David Ellison outlines the strategic rationale for the transaction involving Warner Bros. Discovery and Paramount, specifically confirming the merger of Paramount+ and HBO Max.
The combined streaming entity would have approximately 200 million subscribers (after removing duplicates), positioning it as a peer to Disney (195M) and Amazon (200M), though still trailing Netflix (325M).
Content strategy focuses on bundling high-value IP (e.g., "Yellowstone" and "Game of Thrones") to reduce churn and increase pricing power.
AI is framed as a "force multiplier" to manage leverage and costs, rather than a replacement for human creatives.

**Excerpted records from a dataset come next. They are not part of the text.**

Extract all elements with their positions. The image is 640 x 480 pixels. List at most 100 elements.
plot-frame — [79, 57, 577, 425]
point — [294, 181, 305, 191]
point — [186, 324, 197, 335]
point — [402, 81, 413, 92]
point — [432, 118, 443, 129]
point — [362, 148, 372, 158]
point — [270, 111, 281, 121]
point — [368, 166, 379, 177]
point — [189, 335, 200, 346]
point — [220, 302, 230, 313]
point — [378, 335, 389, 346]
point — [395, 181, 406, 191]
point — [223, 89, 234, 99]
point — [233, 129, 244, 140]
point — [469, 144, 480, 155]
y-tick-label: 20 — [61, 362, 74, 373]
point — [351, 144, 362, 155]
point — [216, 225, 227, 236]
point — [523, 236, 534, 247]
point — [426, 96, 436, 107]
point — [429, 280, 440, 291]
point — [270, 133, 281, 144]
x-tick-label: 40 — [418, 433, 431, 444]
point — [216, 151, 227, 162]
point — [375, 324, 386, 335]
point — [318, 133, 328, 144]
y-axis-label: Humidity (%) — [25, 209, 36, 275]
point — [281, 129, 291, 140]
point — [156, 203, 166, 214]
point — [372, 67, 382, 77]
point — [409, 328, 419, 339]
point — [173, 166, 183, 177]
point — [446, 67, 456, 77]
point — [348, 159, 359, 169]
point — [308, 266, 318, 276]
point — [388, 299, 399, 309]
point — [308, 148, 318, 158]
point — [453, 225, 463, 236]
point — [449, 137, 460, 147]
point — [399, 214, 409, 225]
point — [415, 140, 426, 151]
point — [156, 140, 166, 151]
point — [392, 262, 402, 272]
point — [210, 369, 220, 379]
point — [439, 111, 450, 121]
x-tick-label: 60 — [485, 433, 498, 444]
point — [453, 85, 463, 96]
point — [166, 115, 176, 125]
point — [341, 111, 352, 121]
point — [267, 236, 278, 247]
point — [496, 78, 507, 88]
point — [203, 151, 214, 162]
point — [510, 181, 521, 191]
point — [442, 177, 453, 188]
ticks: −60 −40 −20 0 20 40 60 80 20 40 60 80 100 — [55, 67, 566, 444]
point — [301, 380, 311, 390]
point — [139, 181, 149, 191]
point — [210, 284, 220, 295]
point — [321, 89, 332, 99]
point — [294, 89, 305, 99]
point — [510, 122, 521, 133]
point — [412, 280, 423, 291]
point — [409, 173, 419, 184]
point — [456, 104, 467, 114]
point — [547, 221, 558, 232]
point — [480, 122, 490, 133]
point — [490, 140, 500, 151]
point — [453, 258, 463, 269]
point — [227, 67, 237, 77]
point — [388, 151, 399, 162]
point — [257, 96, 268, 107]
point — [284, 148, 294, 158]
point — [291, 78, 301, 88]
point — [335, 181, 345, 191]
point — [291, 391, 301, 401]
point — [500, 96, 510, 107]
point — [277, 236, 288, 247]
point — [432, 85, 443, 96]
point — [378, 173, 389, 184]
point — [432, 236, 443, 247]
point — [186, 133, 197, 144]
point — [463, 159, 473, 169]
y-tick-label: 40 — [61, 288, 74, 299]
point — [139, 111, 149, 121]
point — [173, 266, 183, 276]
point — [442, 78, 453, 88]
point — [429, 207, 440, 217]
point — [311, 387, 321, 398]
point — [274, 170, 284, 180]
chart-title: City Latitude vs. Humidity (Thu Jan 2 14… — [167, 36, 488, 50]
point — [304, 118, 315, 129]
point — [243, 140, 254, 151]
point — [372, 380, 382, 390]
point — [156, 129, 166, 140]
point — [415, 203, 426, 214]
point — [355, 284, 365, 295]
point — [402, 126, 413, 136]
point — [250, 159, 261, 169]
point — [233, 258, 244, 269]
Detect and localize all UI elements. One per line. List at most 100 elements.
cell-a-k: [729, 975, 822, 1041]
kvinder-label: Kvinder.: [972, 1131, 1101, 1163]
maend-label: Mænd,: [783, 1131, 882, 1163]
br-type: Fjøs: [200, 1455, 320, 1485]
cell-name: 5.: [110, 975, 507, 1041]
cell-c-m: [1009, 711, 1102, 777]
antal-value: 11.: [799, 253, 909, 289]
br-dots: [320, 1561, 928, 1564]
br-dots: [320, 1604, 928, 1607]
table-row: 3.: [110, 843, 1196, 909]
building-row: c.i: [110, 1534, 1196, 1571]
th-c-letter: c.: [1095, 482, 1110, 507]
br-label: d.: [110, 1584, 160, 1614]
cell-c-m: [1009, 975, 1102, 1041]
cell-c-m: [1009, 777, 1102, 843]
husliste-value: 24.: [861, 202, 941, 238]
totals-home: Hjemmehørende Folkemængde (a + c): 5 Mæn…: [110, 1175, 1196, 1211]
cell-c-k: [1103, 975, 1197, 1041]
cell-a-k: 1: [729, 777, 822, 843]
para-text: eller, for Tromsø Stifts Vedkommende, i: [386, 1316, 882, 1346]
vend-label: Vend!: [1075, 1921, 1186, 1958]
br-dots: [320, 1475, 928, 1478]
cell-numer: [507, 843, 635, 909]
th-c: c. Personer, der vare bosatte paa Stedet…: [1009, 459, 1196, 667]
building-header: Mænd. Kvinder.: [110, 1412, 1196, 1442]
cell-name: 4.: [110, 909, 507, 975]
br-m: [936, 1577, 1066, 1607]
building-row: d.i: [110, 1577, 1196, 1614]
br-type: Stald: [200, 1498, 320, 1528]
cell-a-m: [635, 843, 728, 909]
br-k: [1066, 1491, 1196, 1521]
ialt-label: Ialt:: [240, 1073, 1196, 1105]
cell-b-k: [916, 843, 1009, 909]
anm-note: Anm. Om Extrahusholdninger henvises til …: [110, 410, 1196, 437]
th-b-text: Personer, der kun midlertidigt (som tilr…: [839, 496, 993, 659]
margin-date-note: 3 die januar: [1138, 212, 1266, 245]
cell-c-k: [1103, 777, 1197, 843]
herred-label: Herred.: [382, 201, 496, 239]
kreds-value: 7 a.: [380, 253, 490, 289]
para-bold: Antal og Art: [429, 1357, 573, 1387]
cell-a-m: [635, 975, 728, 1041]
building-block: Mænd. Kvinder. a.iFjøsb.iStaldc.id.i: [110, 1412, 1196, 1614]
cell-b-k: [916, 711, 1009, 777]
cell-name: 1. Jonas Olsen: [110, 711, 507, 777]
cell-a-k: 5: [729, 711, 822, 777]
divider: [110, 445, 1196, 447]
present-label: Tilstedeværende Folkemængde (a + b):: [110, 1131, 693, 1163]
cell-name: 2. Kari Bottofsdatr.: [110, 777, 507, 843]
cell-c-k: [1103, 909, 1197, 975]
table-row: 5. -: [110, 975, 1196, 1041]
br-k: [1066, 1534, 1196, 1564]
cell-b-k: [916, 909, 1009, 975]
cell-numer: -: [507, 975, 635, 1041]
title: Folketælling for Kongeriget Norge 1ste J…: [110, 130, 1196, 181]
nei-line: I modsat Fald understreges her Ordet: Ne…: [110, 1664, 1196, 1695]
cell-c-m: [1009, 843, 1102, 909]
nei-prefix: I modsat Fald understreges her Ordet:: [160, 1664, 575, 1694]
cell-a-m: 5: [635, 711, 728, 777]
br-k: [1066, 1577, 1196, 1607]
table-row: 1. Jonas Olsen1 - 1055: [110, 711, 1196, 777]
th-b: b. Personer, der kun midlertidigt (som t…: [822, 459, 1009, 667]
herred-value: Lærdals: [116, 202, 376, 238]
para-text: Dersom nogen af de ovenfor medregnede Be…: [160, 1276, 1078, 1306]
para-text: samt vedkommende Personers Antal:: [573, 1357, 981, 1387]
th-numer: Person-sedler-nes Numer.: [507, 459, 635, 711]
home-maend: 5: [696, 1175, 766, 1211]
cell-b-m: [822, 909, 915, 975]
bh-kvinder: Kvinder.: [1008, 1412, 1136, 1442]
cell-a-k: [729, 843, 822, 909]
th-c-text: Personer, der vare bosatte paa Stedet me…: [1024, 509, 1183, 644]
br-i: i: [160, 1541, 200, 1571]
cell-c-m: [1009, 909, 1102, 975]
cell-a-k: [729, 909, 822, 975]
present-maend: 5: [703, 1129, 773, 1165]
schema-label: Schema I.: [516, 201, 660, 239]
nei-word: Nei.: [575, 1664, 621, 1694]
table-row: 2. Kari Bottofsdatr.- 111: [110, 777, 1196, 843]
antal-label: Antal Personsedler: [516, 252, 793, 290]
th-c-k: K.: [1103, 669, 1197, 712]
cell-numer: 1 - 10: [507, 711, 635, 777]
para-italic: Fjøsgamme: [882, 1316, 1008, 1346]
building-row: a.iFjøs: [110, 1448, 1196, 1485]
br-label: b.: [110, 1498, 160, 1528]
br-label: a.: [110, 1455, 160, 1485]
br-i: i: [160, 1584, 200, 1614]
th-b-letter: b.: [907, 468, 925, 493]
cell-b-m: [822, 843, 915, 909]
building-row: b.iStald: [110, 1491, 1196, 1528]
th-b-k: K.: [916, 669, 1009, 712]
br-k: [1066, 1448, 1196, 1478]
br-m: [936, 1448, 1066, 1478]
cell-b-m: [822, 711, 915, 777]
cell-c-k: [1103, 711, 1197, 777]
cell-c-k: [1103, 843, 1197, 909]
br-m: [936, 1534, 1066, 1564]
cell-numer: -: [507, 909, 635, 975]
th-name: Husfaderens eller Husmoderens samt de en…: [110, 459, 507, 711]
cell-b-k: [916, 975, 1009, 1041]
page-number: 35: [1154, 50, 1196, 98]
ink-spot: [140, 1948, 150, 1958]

Editorial independence for CNN and CBS News is promised, with a strategic pivot to distribute news via streaming rather than relying solely on declining linear broadcast/cable models.
Trade Ideas
David EllisonCEO, Skydance Media (Incoming CEO of New Paramount)2:03
Ellison states, "When you put basically HBO Max and Paramount+ together... you're a little bit under 200 million subscribers... That creates a healthier ecosystem that gives consumers more choice in terms of what they WANT to pay for." The streaming industry has moved from a "growth" phase to a "consolidation and profitability" phase. Standalone apps with high churn are failing. By combining two massive libraries (Warner Bros. and Paramount), the new entity creates a "must-have" utility bundle similar to cable, significantly lowering Customer Acquisition Costs (CAC) and reducing churn. This scale allows them to raise prices and compete effectively against the market leader, Netflix. Long WBD and PARA as the merger creates immediate scale and cost synergies that the market has historically undervalued in the fragmented state. Regulatory intervention (FTC/DOJ) blocking the deal; technical execution risks in merging app tech stacks; heavy debt loads limiting content spend.
This CNBC video, published March 05, 2026,
features David Ellison
discussing PARA, WBD.
1 trade idea extracted by AI with direction and confidence scoring.